|
|
|
|
|
by mathattack
4117 days ago
|
|
Valid point. My perception (Based on SF and NYC) is that many of the laws that go along with rent control make it difficult to build low income housing. The time to get permits, and the difficulty in rehabbing, make anything except luxury apartments unaffordable. |
|
* It's just not inherently very efficient. If you can build 12 luxury apartments that will rent for $3k per month or 20 low-income apartments that will rent for $1k per month, then you're leaving a lot of money on the table.
* Incumbent neighbors hate hate hate low-income housing and will fight to destroy the project during public meetings (because they believe that their property will become less valuable/their neighborhood less desirable with low-income neighbors).
* Low-income tenant are more likely to stop paying rent/force an expensive eviction process than high-income tenants.
* Much of the maintenance cost on an apartment is per apartment or per tenant, not per square foot, so your maintenance cost may be lower on fewer larger apartments.
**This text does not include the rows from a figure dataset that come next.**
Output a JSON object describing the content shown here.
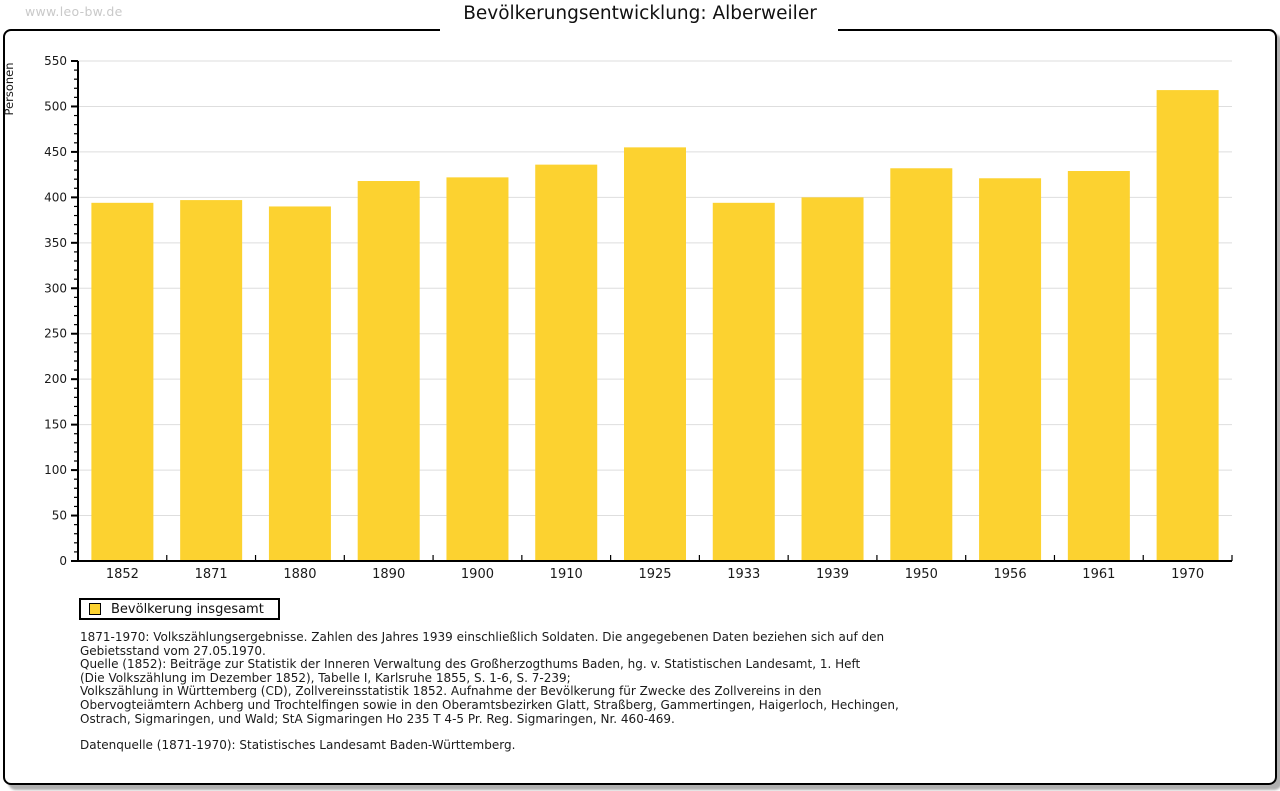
{
  "watermark": "www.leo-bw.de",
  "title": "Bevölkerungsentwicklung: Alberweiler",
  "chart_data": {
    "type": "bar",
    "title": "Bevölkerungsentwicklung: Alberweiler",
    "xlabel": "",
    "ylabel": "Personen",
    "categories": [
      "1852",
      "1871",
      "1880",
      "1890",
      "1900",
      "1910",
      "1925",
      "1933",
      "1939",
      "1950",
      "1956",
      "1961",
      "1970"
    ],
    "series": [
      {
        "name": "Bevölkerung insgesamt",
        "values": [
          394,
          397,
          390,
          418,
          422,
          436,
          455,
          394,
          400,
          432,
          421,
          429,
          518
        ]
      }
    ],
    "ylim": [
      0,
      550
    ],
    "y_major_step": 50,
    "y_minor_step": 10,
    "grid": true,
    "legend_position": "bottom-left",
    "bar_color": "#fcd230",
    "grid_color": "#dedede",
    "axis_color": "#000000"
  },
  "legend": {
    "items": [
      {
        "label": "Bevölkerung insgesamt",
        "color": "#fcd230"
      }
    ]
  },
  "footer": {
    "note_lines": [
      "1871-1970: Volkszählungsergebnisse. Zahlen des Jahres 1939 einschließlich Soldaten. Die angegebenen Daten beziehen sich auf den",
      "Gebietsstand vom 27.05.1970.",
      "Quelle (1852): Beiträge zur Statistik der Inneren Verwaltung des Großherzogthums Baden, hg. v. Statistischen Landesamt, 1. Heft",
      "(Die Volkszählung im Dezember 1852), Tabelle I, Karlsruhe 1855, S. 1-6, S. 7-239;",
      "Volkszählung in Württemberg (CD), Zollvereinsstatistik 1852. Aufnahme der Bevölkerung für Zwecke des Zollvereins in den",
      "Obervogteiämtern Achberg und Trochtelfingen sowie in den Oberamtsbezirken Glatt, Straßberg, Gammertingen, Haigerloch, Hechingen,",
      "Ostrach, Sigmaringen, und Wald; StA Sigmaringen Ho 235 T 4-5 Pr. Reg. Sigmaringen, Nr. 460-469."
    ],
    "source_line": "Datenquelle (1871-1970): Statistisches Landesamt Baden-Württemberg."
  }
}
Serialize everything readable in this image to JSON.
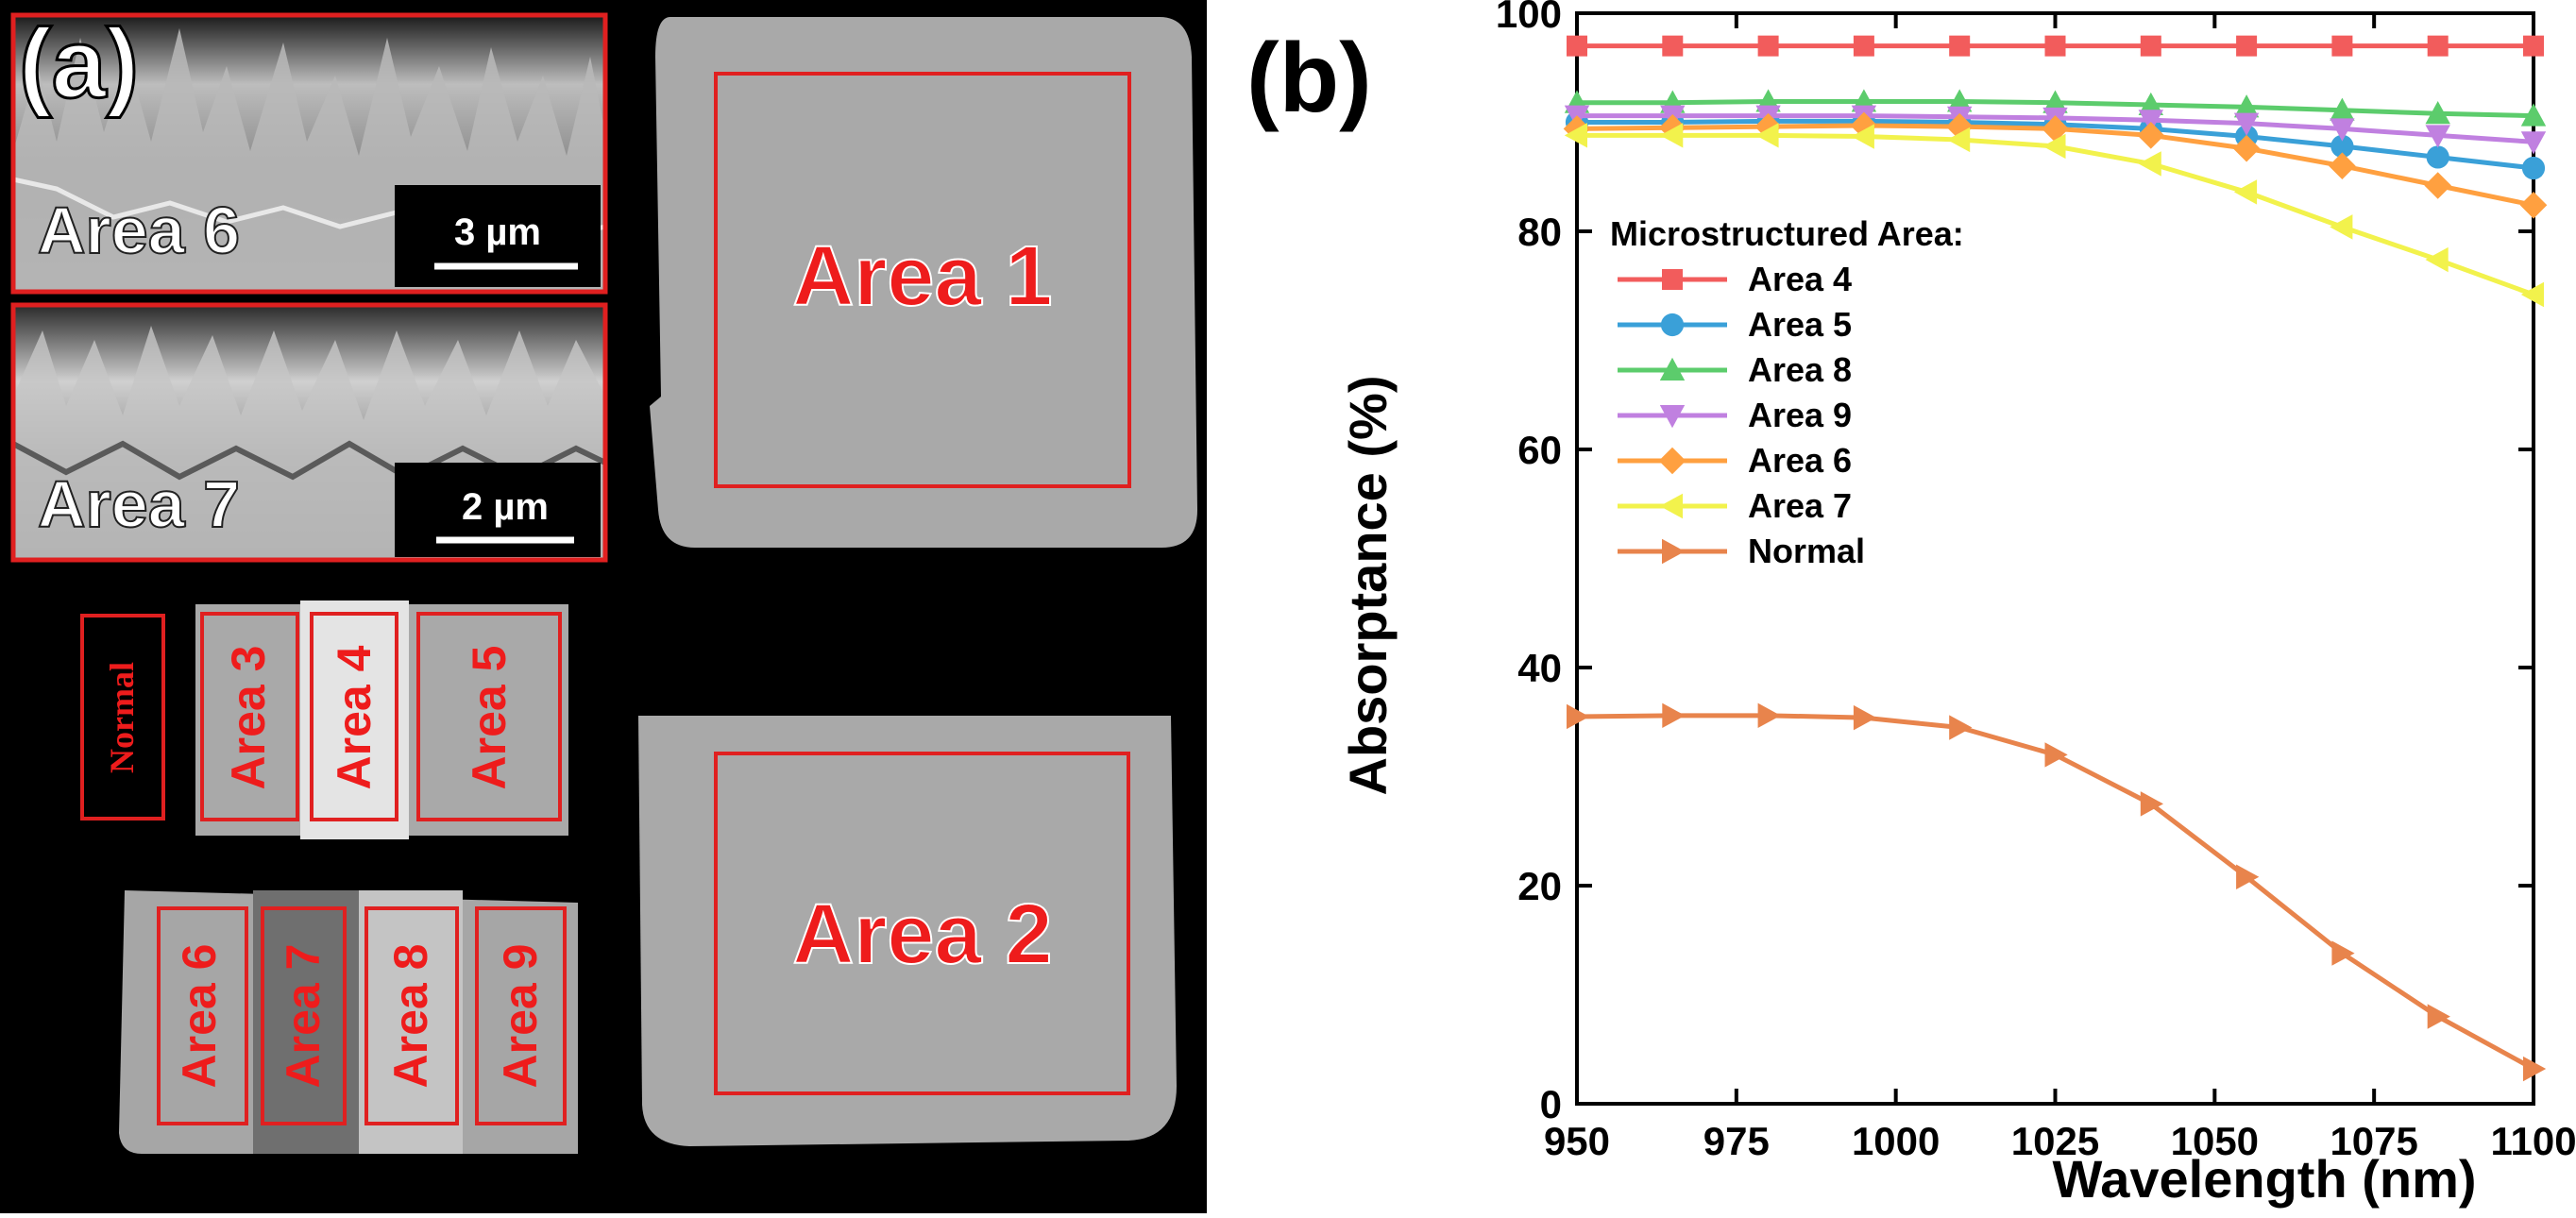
{
  "panel_a": {
    "panel_label": "(a)",
    "insets": [
      {
        "area": "Area 6",
        "scale": "3 µm"
      },
      {
        "area": "Area 7",
        "scale": "2 µm"
      }
    ],
    "samples": {
      "area1": "Area 1",
      "area2": "Area 2",
      "normal": "Normal",
      "area3": "Area 3",
      "area4": "Area 4",
      "area5": "Area 5",
      "area6": "Area 6",
      "area7": "Area 7",
      "area8": "Area 8",
      "area9": "Area 9"
    },
    "colors": {
      "background": "#000000",
      "outline": "#e02020",
      "sample": "#a8a8a8"
    }
  },
  "chart_data": {
    "type": "line",
    "panel_label": "(b)",
    "title": "",
    "xlabel": "Wavelength (nm)",
    "ylabel": "Absorptance (%)",
    "xlim": [
      950,
      1100
    ],
    "ylim": [
      0,
      100
    ],
    "xticks": [
      950,
      975,
      1000,
      1025,
      1050,
      1075,
      1100
    ],
    "yticks": [
      0,
      20,
      40,
      60,
      80,
      100
    ],
    "legend_title": "Microstructured Area:",
    "legend_position": "upper-left",
    "x": [
      950,
      965,
      980,
      995,
      1010,
      1025,
      1040,
      1055,
      1070,
      1085,
      1100
    ],
    "series": [
      {
        "name": "Area 4",
        "color": "#f25c5c",
        "marker": "square",
        "values": [
          97.0,
          97.0,
          97.0,
          97.0,
          97.0,
          97.0,
          97.0,
          97.0,
          97.0,
          97.0,
          97.0
        ]
      },
      {
        "name": "Area 5",
        "color": "#3aa0d8",
        "marker": "circle",
        "values": [
          90.0,
          90.0,
          90.1,
          90.1,
          90.0,
          89.8,
          89.4,
          88.7,
          87.8,
          86.8,
          85.8
        ]
      },
      {
        "name": "Area 8",
        "color": "#5ccc6c",
        "marker": "triangle-up",
        "values": [
          91.8,
          91.8,
          91.9,
          91.9,
          91.9,
          91.8,
          91.6,
          91.4,
          91.1,
          90.8,
          90.6
        ]
      },
      {
        "name": "Area 9",
        "color": "#c080e0",
        "marker": "triangle-down",
        "values": [
          90.6,
          90.6,
          90.6,
          90.6,
          90.5,
          90.4,
          90.2,
          89.9,
          89.4,
          88.8,
          88.2
        ]
      },
      {
        "name": "Area 6",
        "color": "#ffa040",
        "marker": "diamond",
        "values": [
          89.4,
          89.5,
          89.6,
          89.7,
          89.6,
          89.4,
          88.8,
          87.6,
          86.0,
          84.2,
          82.4
        ]
      },
      {
        "name": "Area 7",
        "color": "#f2f24c",
        "marker": "triangle-left",
        "values": [
          88.8,
          88.8,
          88.8,
          88.7,
          88.4,
          87.8,
          86.2,
          83.6,
          80.4,
          77.4,
          74.2
        ]
      },
      {
        "name": "Normal",
        "color": "#e8844c",
        "marker": "triangle-right",
        "values": [
          35.5,
          35.6,
          35.6,
          35.4,
          34.5,
          32.0,
          27.5,
          20.8,
          13.8,
          8.0,
          3.2
        ]
      }
    ]
  }
}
* Low-income housing developers do not have the resource of market-rate housing developers to move through the (complicated, awful) permitting process, or to buy land. Financing of low-income housing is much more complicated than financing of market-rate housing. Mostly market-rate developers who occasionally put together a low-income project tend to give those projects low numbers of resources/backburner them.